The earliest of the stories, historically speaking, is 'The Necessity of Burning', set in Cambridge in 1382 during the Peasants' Revolt: the latest is 'Looking for Petronilla', which begins in contemporary Ireland. The stories tend to cluster in the 17th and 18th centuries. I think this is partly because there are so many more sources available, and partly because human experience -- society, psychology, religion, science, urban life -- were (or could be portrayed as) more like our own than in medieval times.
Each of the stories has a female protagonist, though she is not always the narrator. 'Acts of Union' (Ireland, 1798) tells the tale of a spinster from the point of view of a drunken English captain who wakes up with more than he bargained for. 'Dido' (England, 1770s) is a tale about slavery, and the argument that led to Lord Mansfield's opposition to it. 'Account' (Scotland, 1496) is a story in the form of a list:
- Number of daughters of Lord Drummond: 3 (Margaret, Euphemia, Sibilla)
- Number of languages in which Lord Drummond's daughters could say 'Yes, Sire': 3.
- Number of Lord Drummond's daughters invited to and installed in Stirling Castle, two months after the King's visit to the Drummonds in 1496: 1 (Margaret)
There are stories that can be read as lesbian romances: for instance, 'How a Lady Dies' (Bath, 1759) in which a young woman turns up at her female friend's house, crying that she cannot live without her. Stories that illuminate some of the nastier moments in history: witch-burnings, exhibition of freaks, scientific fraud, slavery, clitorodectomy.

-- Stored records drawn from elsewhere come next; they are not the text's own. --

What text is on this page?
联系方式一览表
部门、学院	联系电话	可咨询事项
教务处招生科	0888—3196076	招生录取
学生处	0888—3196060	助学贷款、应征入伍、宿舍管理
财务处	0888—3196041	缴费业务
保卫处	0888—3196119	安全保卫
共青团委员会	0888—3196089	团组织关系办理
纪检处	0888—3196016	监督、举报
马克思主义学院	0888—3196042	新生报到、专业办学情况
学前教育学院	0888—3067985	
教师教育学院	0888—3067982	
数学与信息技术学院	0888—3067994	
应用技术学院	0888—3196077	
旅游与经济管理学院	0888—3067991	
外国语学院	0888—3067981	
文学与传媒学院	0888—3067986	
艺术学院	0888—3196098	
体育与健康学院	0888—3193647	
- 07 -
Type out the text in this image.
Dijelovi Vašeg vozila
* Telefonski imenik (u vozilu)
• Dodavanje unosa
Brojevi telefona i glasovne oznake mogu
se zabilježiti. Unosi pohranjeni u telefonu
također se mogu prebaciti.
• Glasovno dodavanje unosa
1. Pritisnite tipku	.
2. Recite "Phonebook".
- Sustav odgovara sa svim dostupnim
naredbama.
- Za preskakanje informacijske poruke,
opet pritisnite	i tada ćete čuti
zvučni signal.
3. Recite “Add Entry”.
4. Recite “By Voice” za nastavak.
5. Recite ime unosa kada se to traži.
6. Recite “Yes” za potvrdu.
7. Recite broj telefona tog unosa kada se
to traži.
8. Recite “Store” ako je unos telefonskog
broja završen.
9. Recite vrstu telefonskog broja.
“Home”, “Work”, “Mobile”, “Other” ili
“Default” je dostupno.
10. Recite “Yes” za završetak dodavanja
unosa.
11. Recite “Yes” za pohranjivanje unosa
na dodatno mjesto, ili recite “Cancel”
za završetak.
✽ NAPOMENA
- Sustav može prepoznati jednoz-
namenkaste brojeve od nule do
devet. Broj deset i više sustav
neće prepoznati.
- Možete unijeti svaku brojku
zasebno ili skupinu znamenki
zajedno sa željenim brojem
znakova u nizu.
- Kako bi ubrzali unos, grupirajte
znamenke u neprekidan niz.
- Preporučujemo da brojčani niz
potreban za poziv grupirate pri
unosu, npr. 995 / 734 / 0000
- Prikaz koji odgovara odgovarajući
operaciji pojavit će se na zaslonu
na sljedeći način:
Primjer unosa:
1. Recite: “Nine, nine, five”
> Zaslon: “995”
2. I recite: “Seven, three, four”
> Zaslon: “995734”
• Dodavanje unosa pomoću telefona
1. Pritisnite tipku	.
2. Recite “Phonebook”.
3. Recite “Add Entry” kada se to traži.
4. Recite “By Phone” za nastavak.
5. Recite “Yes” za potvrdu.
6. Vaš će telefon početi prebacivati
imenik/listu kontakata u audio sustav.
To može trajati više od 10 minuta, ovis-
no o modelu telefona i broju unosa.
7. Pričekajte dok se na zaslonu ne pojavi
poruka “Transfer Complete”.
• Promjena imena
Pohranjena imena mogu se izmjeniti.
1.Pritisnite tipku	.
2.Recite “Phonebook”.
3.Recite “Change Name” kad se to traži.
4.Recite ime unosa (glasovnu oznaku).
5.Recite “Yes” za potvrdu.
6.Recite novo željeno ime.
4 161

Stories that describe the many facets of female friendship and sexuality.
Many of the characters in these stories have only the vaguest notion of the world around them, of their location either geographically or temporally: some of the stories gain meaning and context from the explanatory afterword that follows each, though each story can certainly be read alone without context being required.
Sometimes there's a righteous rage simmering under Donoghue's simple prose: sometimes there's a wry humour, as in the first story, 'The Woman Who Gave Birth to Rabbits'. The overall impression is of an author with a magpie mind, who retains and reworks the fascinating footnotes that proliferate in any decent history book.